Should I keep the credentials of whoever created the workflow? Should I replace them with my own? Should I create a separate "technical" user in the database only for the purpose of running automated workflows? What's best practice in this situation? How do you deal with it?
If you want every user to use their own credentials while still being able to run the workflow automatically, you can use Workflow Credentials.
First, open the workflow in your local client. Right-click the workflow in the KNIME Explorer and click "Workflow Credentials". There, you can add a new set of credentials. Use a name like "db_credentials" and leave the fields for username and password empty.
Next, go to your workflow and open the configuration of the Database Reader. Instead of entering your credentials, select "Workflow Credentials" and select the variable you just created. Save and upload to Server.
If you execute the workflow now, you will be asked to provide credentials which are then used in the workflow.
Hope that helps!
Hey Roland, thanks for the response. I've briefly checked out Workflow Credentials but not used them yet. They seem useful in many cases.
But what about scheduled workflows, e.g. a forecast that is supposed to run every morning automatically? I can put my personal credentials into the workflow, but that ties it to my personal account, which doesn't seem right. On the other hand, creating a "technical"user will use up one license and if you use LDAP auth, you'd have to create the user there.
I'm just wondering how other people handle this issue in scheduled workflows.
Did you manage to resolve this issue?
We are more or less in the same situation: scheduled jobs, LDAP users and a generic user for database accesses…
unfortunately not, but I haven’t spent too much time on this problem. We placed scheduled workflows in a special folder where only the KNIME admins have access. I have the feeling that workflow credentials are not very handy and I’m still curious if there is a better way. If you figure something out, let me know.
At this point (as of KNIME Server 4.9.2), credentials should be passed via Workflow Credentials. To set this up, you need to add a set of credentials to the workflow -> right-click workflow in local repository -> Workflow Credentials. No need to save a password. In the WF, you set the DB Connector node to use those credentials. Then upload to KNIME Server. Once you run the job, either ad-hoc or on schedule, there will be a prompt asking for the credentials. Of course, the credentials you enter there can be for your generic user as well.
We’ll make this fair bit easier with the release of KNIME Server 4.10, scheduled for December release. There, we add an additional “Configuration” tab to the execution dialog, which grants you access to all configuration nodes in a workflow. All you’d need to do then is add a Credentials Configuration node to your WF, connected to the DB Connector via flow variable.
Hope that helps!
Edit: I need to add that the solution I mentioned for 4.9.2 will only work for EJB mountpoints. It will not work for REST mountpoints.
Is there a way to use the Credentials Configuration node to control all workflows that need to use those credentials? For example, if I have many workflows that use the same database connection can I change the credentials in one place and have all workflows use the changed credentials? Currently, I have to go into each workflow separately every time my password changes…
For this you should use a shared component, which you can then drag into as many workflows as needed.
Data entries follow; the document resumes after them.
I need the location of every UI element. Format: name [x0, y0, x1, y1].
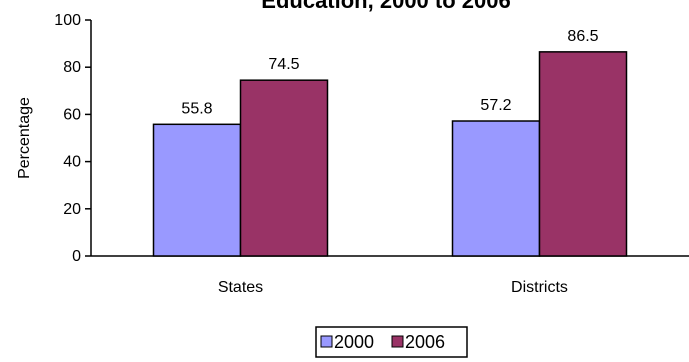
legend: 2000 2006: [315, 326, 468, 358]
y-tick-label: 0: [72, 248, 81, 265]
y-tick-label: 80: [63, 59, 81, 76]
chart-title: Education, 2000 to 2006: [261, 0, 510, 13]
legend-swatch-2006: [391, 335, 404, 348]
bar-2000-states: [152, 123, 242, 257]
legend-label-2000: 2000: [334, 332, 374, 352]
category-label-districts: Districts: [511, 279, 568, 296]
y-tick-label: 100: [54, 12, 81, 29]
data-label-2000-districts: 57.2: [480, 97, 511, 114]
bar-2006-states: [239, 79, 329, 257]
data-label-2006-states: 74.5: [268, 56, 299, 73]
bar-2000-districts: [451, 120, 541, 257]
legend-swatch-2000: [320, 335, 333, 348]
data-label-2000-states: 55.8: [181, 100, 212, 117]
y-axis-label: Percentage: [16, 97, 33, 179]
plot-area: 0 20 40 60 80 100 55.8 74.5 States 57.2 86.5 Distri…: [54, 12, 689, 296]
category-label-states: States: [218, 279, 263, 296]
y-tick-label: 20: [63, 201, 81, 218]
bar-2006-districts: [538, 51, 628, 257]
legend-label-2006: 2006: [405, 332, 445, 352]
y-tick-label: 40: [63, 154, 81, 171]
data-label-2006-districts: 86.5: [567, 28, 598, 45]
y-tick-label: 60: [63, 106, 81, 123]
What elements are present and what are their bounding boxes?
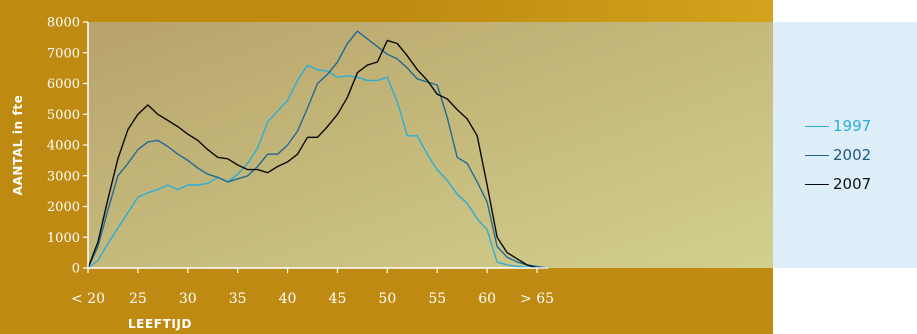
x-tick-label: 55 [428, 291, 446, 307]
legend-swatch [805, 125, 829, 127]
y-tick-label: 8000 [47, 16, 80, 31]
x-tick-label: 40 [279, 291, 297, 307]
legend-label: 2002 [833, 146, 872, 164]
x-tick-label: 50 [378, 291, 396, 307]
y-tick-label: 6000 [47, 77, 80, 92]
y-axis-title: AANTAL in fte [11, 95, 25, 196]
x-ticks: < 20 25 30 35 40 45 50 55 60 > 65 [71, 268, 554, 307]
legend-panel [773, 22, 917, 268]
legend-label: 2007 [833, 175, 872, 193]
x-tick-label: 45 [329, 291, 347, 307]
series-line-2007 [87, 39, 547, 269]
x-axis-title: LEEFTIJD [128, 317, 192, 331]
x-tick-label: < 20 [71, 291, 105, 307]
x-tick-label: 35 [229, 291, 247, 307]
series-line-1997 [87, 64, 548, 269]
x-tick-label: 25 [129, 291, 147, 307]
y-tick-label: 0 [72, 262, 80, 277]
y-tick-label: 5000 [47, 108, 80, 123]
legend-item-2007: 2007 [805, 174, 871, 194]
y-ticks: 0 1000 2000 3000 4000 5000 6000 7000 8000 [47, 16, 88, 277]
y-tick-label: 3000 [47, 169, 80, 184]
legend-item-1997: 1997 [805, 116, 871, 136]
legend-swatch [805, 154, 829, 156]
x-tick-label: 30 [179, 291, 197, 307]
legend-label: 1997 [833, 117, 872, 135]
plot-area [88, 22, 773, 268]
y-tick-label: 1000 [47, 231, 80, 246]
legend-item-2002: 2002 [805, 145, 871, 165]
x-tick-label: > 65 [520, 291, 554, 307]
series-layer [87, 30, 548, 269]
y-tick-label: 7000 [47, 46, 80, 61]
x-tick-label: 60 [478, 291, 496, 307]
legend-swatch [805, 183, 829, 185]
y-tick-label: 2000 [47, 200, 80, 215]
series-line-2002 [87, 30, 548, 269]
y-tick-label: 4000 [47, 139, 80, 154]
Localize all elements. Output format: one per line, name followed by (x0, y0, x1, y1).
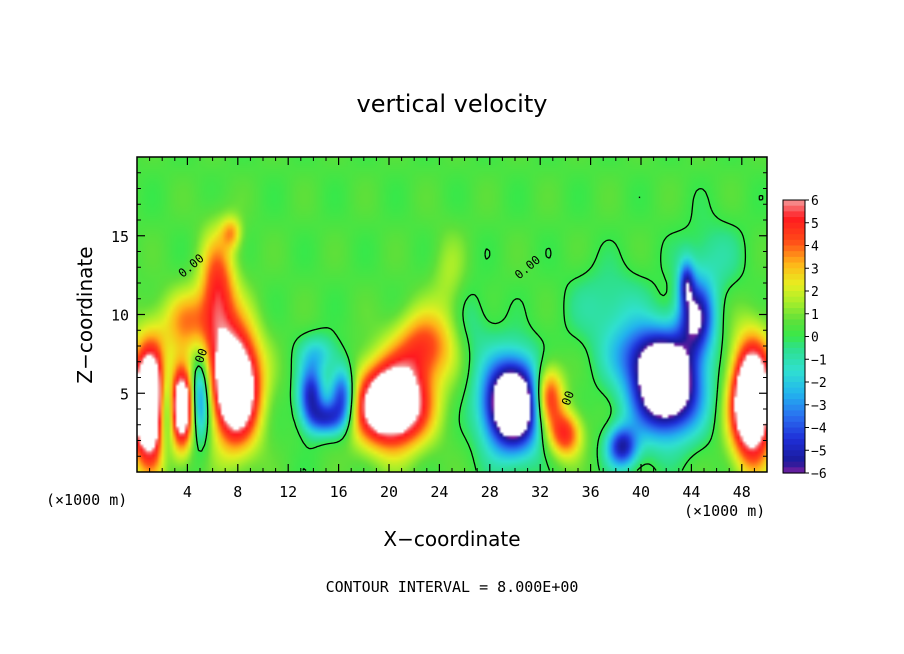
y-tick-label: 10 (111, 307, 129, 325)
x-tick-label: 4 (183, 483, 192, 501)
colorbar-swatch (783, 364, 805, 372)
colorbar-swatch (783, 370, 805, 377)
x-tick-label: 8 (233, 483, 242, 501)
colorbar-swatch (783, 387, 805, 394)
colorbar-swatch (783, 342, 805, 349)
colorbar-swatch (783, 444, 805, 451)
colorbar-swatch (783, 393, 805, 400)
colorbar-swatch (783, 211, 805, 218)
colorbar-swatch (783, 421, 805, 429)
colorbar-swatch (783, 268, 805, 275)
colorbar-swatch (783, 461, 805, 468)
colorbar-swatch (783, 330, 805, 338)
x-tick-label: 48 (733, 483, 751, 501)
colorbar-swatch (783, 251, 805, 258)
colorbar-tick-labels: 6 5 4 3 2 1 0 −1 −2 −3 −4 −5 −6 (805, 194, 827, 482)
colorbar-swatch (783, 427, 805, 434)
colorbar-swatch (783, 256, 805, 264)
contour-label: 00 (192, 346, 210, 364)
colorbar-tick-label: −2 (811, 376, 827, 391)
colorbar-swatch (783, 262, 805, 269)
colorbar-swatch (783, 313, 805, 321)
x-tick-label: 32 (531, 483, 549, 501)
colorbar-tick-label: −6 (811, 467, 827, 482)
colorbar-swatch (783, 234, 805, 241)
x-tick-label: 44 (682, 483, 700, 501)
colorbar-swatch (783, 205, 805, 212)
colorbar-swatch (783, 245, 805, 252)
plot-area (137, 157, 767, 472)
colorbar-swatch (783, 200, 805, 207)
colorbar-swatch (783, 438, 805, 446)
y-tick-label: 5 (120, 385, 129, 403)
heatmap-field (137, 157, 767, 472)
colorbar-swatch (783, 455, 805, 463)
x-axis-label: X−coordinate (383, 527, 520, 551)
colorbar-swatch (783, 239, 805, 247)
colorbar-swatch (783, 222, 805, 230)
colorbar-swatch (783, 347, 805, 355)
colorbar-swatch (783, 382, 805, 389)
colorbar-swatch (783, 410, 805, 417)
colorbar-swatch (783, 433, 805, 440)
x-axis-ticks: 4 8 12 16 20 24 28 32 36 40 44 48 (149, 157, 755, 501)
colorbar-tick-label: 4 (811, 240, 819, 255)
colorbar-swatch (783, 376, 805, 383)
colorbar-swatch (783, 273, 805, 281)
colorbar-tick-label: −5 (811, 444, 827, 459)
y-axis-ticks: 5 10 15 (111, 172, 767, 457)
colorbar-tick-label: −3 (811, 399, 827, 414)
colorbar-swatch (783, 399, 805, 406)
colorbar-swatch (783, 279, 805, 286)
x-axis-unit-right: (×1000 m) (684, 502, 765, 520)
y-axis-label: Z−coordinate (73, 246, 97, 383)
x-tick-label: 40 (632, 483, 650, 501)
colorbar-tick-label: −1 (811, 353, 827, 368)
chart-title: vertical velocity (357, 90, 548, 118)
colorbar-tick-label: 2 (811, 285, 819, 300)
colorbar-swatch (783, 308, 805, 315)
x-axis-unit-left: (×1000 m) (46, 491, 127, 509)
contour-label: 00 (559, 389, 577, 407)
contour-interval-note: CONTOUR INTERVAL = 8.000E+00 (326, 578, 579, 596)
colorbar-tick-label: 1 (811, 308, 819, 323)
colorbar-swatch (783, 291, 805, 298)
colorbar-tick-label: 5 (811, 217, 819, 232)
x-tick-label: 12 (279, 483, 297, 501)
colorbar-swatch (783, 217, 805, 224)
colorbar-swatch (783, 336, 805, 343)
colorbar-tick-label: −4 (811, 422, 827, 437)
x-tick-label: 36 (582, 483, 600, 501)
colorbar-swatch (783, 296, 805, 303)
x-tick-label: 28 (481, 483, 499, 501)
colorbar-swatch (783, 319, 805, 326)
colorbar-swatch (783, 302, 805, 309)
x-tick-label: 16 (330, 483, 348, 501)
colorbar-swatch (783, 285, 805, 292)
zero-contour (193, 187, 764, 472)
colorbar-swatch (783, 353, 805, 360)
x-tick-label: 24 (430, 483, 448, 501)
y-tick-label: 15 (111, 228, 129, 246)
colorbar-swatch (783, 450, 805, 457)
colorbar-swatch (783, 467, 805, 474)
colorbar-tick-label: 6 (811, 194, 819, 209)
colorbar-tick-label: 3 (811, 262, 819, 277)
colorbar-swatch (783, 404, 805, 412)
colorbar-swatch (783, 359, 805, 366)
colorbar-tick-label: 0 (811, 331, 819, 346)
colorbar-swatch (783, 228, 805, 235)
zero-contour-layer (193, 187, 764, 472)
colorbar-swatch (783, 325, 805, 332)
x-tick-label: 20 (380, 483, 398, 501)
colorbar (782, 199, 806, 474)
colorbar-swatch (783, 416, 805, 423)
If you change something to the template, updates can be retrieved automatically by the workflows during runtime. See here for more info: https://docs.knime.com/2019-06/analytics_platform_metanode_guide/index.html
Generally speaking from a security and reliability standpoint, automation should use a “service account” that is not associated with one specific person. This allows for separate controls/polices/etc. for user accounts and system accounts.
One benefit is, say your organization forces user password changes every 60 days. They may have a different policy for service accounts that never forces them to change (not the best idea). Or maybe at a less frequent interval like once every 6 months or once a year. This keeps people from having to update a bunch of different places each time they change their own password. There are also products that can manage service accounts, their passwords and automatically update the systems using those credentials when the password is changed.
Another scenario is when a person leaves an organization and their accounts are terminated, the automation they created does not start to fail due to it using that person’s credentials which are now disabled/deleted.
Using different credentials also protects the person. With SSO being more and more prevalent, what if somebody else was able to obtain your clear-text credentials (could be in a log file)? Now they can potentially access the HR system, the email system, or other systems where you have trusted access, all as you.